According to him, Rassd was the first media network that portrayed the "complete truth" about the Muslim Brotherhood which is usually attacked in the media.
The measure for Rassd’s success, Salama says, is the number of followers who are close to a million on Facebook and 90,000 on Twitter. R.N.N lately ranked the 6th most influential media in the Arab world according to Media Source Company after Al Jazeera, Al-Arabiya and Al-Masry Al-Youm but before CNN.
This social media news model soon extended to Libya, Morocco, Syria, Jerusalem and Turkey where Rassd established local networks. However, Salama denied that R.N.N has an Islamic ideology but rather a revolutionary vision that reflects all groups.
Merge
Media experts expect the expansion of the internet in the next decade and the growth of the trend of providing live coverage that is carried by the people.
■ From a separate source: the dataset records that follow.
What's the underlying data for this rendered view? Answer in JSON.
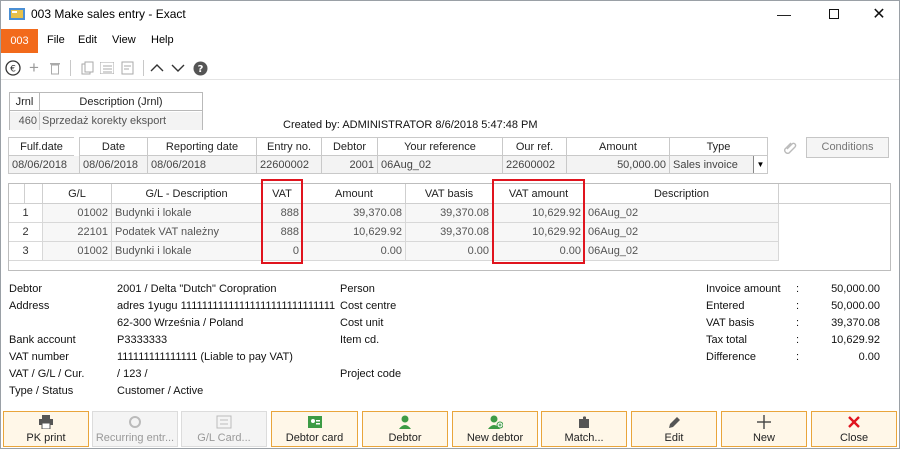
{
  "window": {
    "title": "003 Make sales entry - Exact"
  },
  "menu": {
    "badge": "003",
    "items": [
      "File",
      "Edit",
      "View",
      "Help"
    ]
  },
  "journal": {
    "headers": [
      "Jrnl",
      "Description (Jrnl)"
    ],
    "code": "460",
    "description": "Sprzedaż korekty eksport"
  },
  "created_by": "Created by: ADMINISTRATOR  8/6/2018 5:47:48 PM",
  "entry": {
    "headers": [
      "Fulf.date",
      "Date",
      "Reporting date",
      "Entry no.",
      "Debtor",
      "Your reference",
      "Our ref.",
      "Amount",
      "Type"
    ],
    "values": [
      "08/06/2018",
      "08/06/2018",
      "08/06/2018",
      "22600002",
      "2001",
      "06Aug_02",
      "22600002",
      "50,000.00",
      "Sales invoice"
    ]
  },
  "conditions_button": "Conditions",
  "lines": {
    "headers": [
      "G/L",
      "G/L - Description",
      "VAT",
      "Amount",
      "VAT basis",
      "VAT amount",
      "Description"
    ],
    "rows": [
      {
        "n": "1",
        "gl": "01002",
        "desc": "Budynki i lokale",
        "vat": "888",
        "amount": "39,370.08",
        "vat_basis": "39,370.08",
        "vat_amount": "10,629.92",
        "description": "06Aug_02"
      },
      {
        "n": "2",
        "gl": "22101",
        "desc": "Podatek VAT należny",
        "vat": "888",
        "amount": "10,629.92",
        "vat_basis": "39,370.08",
        "vat_amount": "10,629.92",
        "description": "06Aug_02"
      },
      {
        "n": "3",
        "gl": "01002",
        "desc": "Budynki i lokale",
        "vat": "0",
        "amount": "0.00",
        "vat_basis": "0.00",
        "vat_amount": "0.00",
        "description": "06Aug_02"
      }
    ]
  },
  "details": {
    "left_labels": [
      "Debtor",
      "Address",
      "Bank account",
      "VAT number",
      "VAT / G/L / Cur.",
      "Type / Status"
    ],
    "debtor": "2001 / Delta \"Dutch\" Coropration",
    "address1": "adres 1yugu 1111111111111111111111111111111",
    "address2": "62-300 Września / Poland",
    "bank_account": "P3333333",
    "vat_number": "111111111111111 (Liable to pay VAT)",
    "vat_gl_cur": "/ 123 /",
    "type_status": "Customer / Active",
    "mid_labels": [
      "Person",
      "Cost centre",
      "Cost unit",
      "Item cd.",
      "Project code"
    ]
  },
  "totals": {
    "labels": [
      "Invoice amount",
      "Entered",
      "VAT basis",
      "Tax total",
      "Difference"
    ],
    "values": [
      "50,000.00",
      "50,000.00",
      "39,370.08",
      "10,629.92",
      "0.00"
    ],
    "sep": ":"
  },
  "buttons": [
    "PK print",
    "Recurring entr...",
    "G/L Card...",
    "Debtor card",
    "Debtor",
    "New debtor",
    "Match...",
    "Edit",
    "New",
    "Close"
  ],
  "colors": {
    "accent": "#f26a1b",
    "highlight": "#e0141e",
    "button_border": "#e9a53b"
  }
}
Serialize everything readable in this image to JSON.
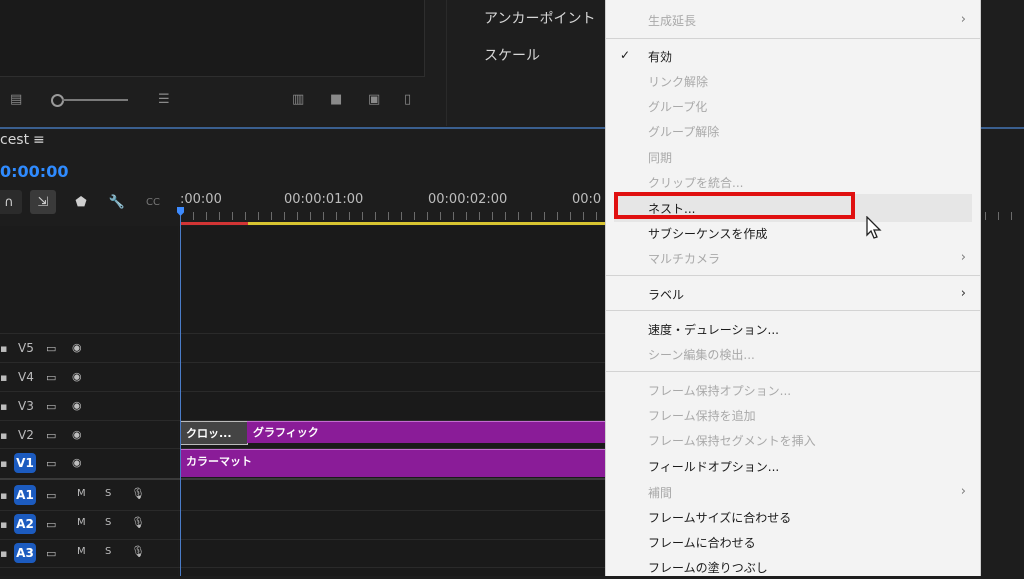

At the same time, experts still hope that transparency increases in the media field when it comes to ownership, editorial policy and funding resources.
"Alternative voices become more and more included in the mainstream media in what’s called ‘periphery to the center’ mechanism. Social media growingly increases as sources and as actors," said Hanan Badr, teaching assistant at Cairo University, expecting traditional and alternative media to merge.
Most talk shows, if not all, have introduced a new job position for social media in their working teams. People chosen for this job are usually bloggers or online activists who are social media savvy and not necessarily journalists.
Credibility, Badr says, is a multitude of factors and not only about the medium itself where it is published, but also who is saying it, how reasonable it sounds, what interests it serves.
"There is a media policy behind each medium. Egypt’s political culture is radical polarized, which means that there is fragmentation into Islamist, liberal, nationalist and socialist media. Not all media users are aware of the ownership or who is behind the media, and this the ABC of media literacy," said Badr who subscribes to Facebook pages like Rassd and Egypt News Network (E.N.N.) to follow the news from Germany where she’s currently studying.
"The easy access and lack of professionalism might make the online social media act and be less professional than the institutional media … and often wrong news can be forwarded and spread," she said.